One of the most poignant and complex stories in America the last few days has been the prolonged outpouring of grief at Penn State University for the legendary and, in some people's minds fallen, football coach Joseph Paterno. The final memorial service drew 12,000 people and, naturally, it included remarks that touched on the Catholic faith of the deceased. What I can't figure out is how much religious material made it into this event, which was part funeral and part campus rally.
There is no question, however, which quote from the service was given the most ink in the national press, appearing in headlines and in pull-quote graphics on many websites that ran the Associated Press version of the main story from The Morning Call newspaper in the Lehigh Valley.
The quote is found right up top, where it belongs:
STATE COLLEGE, Pa. -- Jay Paterno quoted Sophocles and Tennessee Williams, recounted his father's last moments and led more than 12,000 people in prayer. He also lingered strongly on one point, which Nike Chairman Phil Knight had thundered about an hour earlier.
"Joe Paterno left this world with a clear conscience," he said.
I am sure that some people in other parts of the nation read that quotation and thought: How could Joe Paterno have died with a clear conscience, since it was clear that he and many other leaders on that campus could have and should have done more to shut down the alleged sexual encounters between former defensive coach Jerry Sandusky and the young boys he often brought onto the campus?
Well, when dealing with a Catholic believer, it is one thing to say that he died with no regrets.
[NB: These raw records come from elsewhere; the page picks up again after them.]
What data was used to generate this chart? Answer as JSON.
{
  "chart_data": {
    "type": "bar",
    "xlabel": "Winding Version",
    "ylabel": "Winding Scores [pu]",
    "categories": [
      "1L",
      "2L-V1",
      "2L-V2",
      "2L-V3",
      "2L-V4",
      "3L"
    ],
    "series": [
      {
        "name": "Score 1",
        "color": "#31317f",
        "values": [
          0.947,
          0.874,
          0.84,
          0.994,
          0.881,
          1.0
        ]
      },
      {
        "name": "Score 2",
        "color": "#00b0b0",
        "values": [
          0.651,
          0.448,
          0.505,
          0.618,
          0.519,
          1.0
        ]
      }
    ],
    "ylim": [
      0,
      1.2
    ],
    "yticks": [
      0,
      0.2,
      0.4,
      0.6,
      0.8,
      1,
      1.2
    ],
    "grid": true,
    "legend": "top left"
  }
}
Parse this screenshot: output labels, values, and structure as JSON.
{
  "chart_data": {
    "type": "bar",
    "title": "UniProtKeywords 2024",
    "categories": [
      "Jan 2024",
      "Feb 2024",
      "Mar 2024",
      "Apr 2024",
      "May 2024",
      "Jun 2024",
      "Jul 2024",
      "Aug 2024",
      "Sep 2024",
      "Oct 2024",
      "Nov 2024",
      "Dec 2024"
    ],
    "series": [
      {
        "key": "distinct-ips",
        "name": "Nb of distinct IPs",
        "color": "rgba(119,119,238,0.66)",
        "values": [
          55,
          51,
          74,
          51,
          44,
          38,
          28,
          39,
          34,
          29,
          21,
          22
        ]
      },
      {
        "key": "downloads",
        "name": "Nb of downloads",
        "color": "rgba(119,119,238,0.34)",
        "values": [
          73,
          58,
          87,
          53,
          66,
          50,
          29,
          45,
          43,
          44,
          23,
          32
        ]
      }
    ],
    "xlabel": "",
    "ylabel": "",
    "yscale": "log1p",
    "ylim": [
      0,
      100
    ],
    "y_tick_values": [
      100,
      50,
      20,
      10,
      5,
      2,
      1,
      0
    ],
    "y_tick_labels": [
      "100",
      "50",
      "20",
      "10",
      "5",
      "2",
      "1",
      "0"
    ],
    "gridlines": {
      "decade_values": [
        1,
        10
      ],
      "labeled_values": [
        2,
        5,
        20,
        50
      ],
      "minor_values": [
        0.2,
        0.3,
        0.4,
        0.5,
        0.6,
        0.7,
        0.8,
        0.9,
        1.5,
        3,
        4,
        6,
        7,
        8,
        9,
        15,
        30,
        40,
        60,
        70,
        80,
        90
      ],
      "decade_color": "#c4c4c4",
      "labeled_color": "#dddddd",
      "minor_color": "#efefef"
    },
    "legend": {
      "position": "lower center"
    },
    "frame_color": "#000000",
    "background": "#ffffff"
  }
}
No one said that. What they said is that the elderly Paterno died with a "clear conscience."
In other words, one can assume that he said a final confession and received last rites. The contents of that confession, any regrets or mistakes that were discussed, are between the dying man, his priest and God. It's hard to put that in a news story. I know that. However, could journalists have done a bit more to set the context of that statement? Frankly, I do not know.
The Washington Post story about the memorial service at least included a reference to the priest who took part in this rite of passage for the family and the community. I almost didn't notice it my first time through the report:
On Thursday at Penn State’s basketball arena, Sue Paterno drew a standing ovation just with the simple act of walking to her front-row seat in front of the stage. Five Paterno children and 17 grandchildren soon followed.
“Lord,” prayed Father Matthew Laffey of the school’s Catholic Campus Ministry, “thank you for this man, and the blessing to have lived when this giant walked the earth.”
This made me wonder: Was this Paterno's priest?
This leads to more questions. How often did the coach attend Mass on campus? Previous stories have stressed that he lived a walking-distance from the campus and kept a very consistent and disciplined schedule. I have always wondered if Paterno was a daily Mass Catholic. I do wish that someone had asked about that. It's a fact that would have intrigued the coach's critics, just as much as his supporters.
Let me make one final point, in the form of a question for GetReligion readers.
Most stories about the service included some version of this anecdote:
At the hospital Sunday morning, just before Joe Paterno died at age 85 after a short bout with lung cancer, Jay Paterno told his father that he had fulfilled his mandate to make an impact larger than his own footsteps.
"In my last words to my father," Jay Paterno said, "I kissed him and whispered into his ear so only he could hear: 'Dad, you won. You did all you could do. You've done enough. We all love you. You've won. You can go home now.'"
That's an incredible quote. However, the Associated Press report ended with another anecdote that, in its own way, I found just as powerful -- especially for anyone who appreciated the coach's love of literature and fine language. In the full report, the story ends this way:
The family celebrated Paterno's 85th birthday in December, when he received a book of letters from former players, and "stressed how blessed he had been in his life."
Jay Paterno also noted that his father ended every game by leading the team in The Lord's Prayer in the locker room. After leading the audience in prayer, Jay Paterno remembered once asking his father why he did that.
"He said, 'It's the words, Jay. The words."'
Here's my simple, journalistic question to our readers. If you read this AP story in your local newspaper, did it include this final passage? My observation is that many copy desks seem to have cut it off.
Space in newspapers is scarce, these days. But that's a wonderful end to a story about this particular man.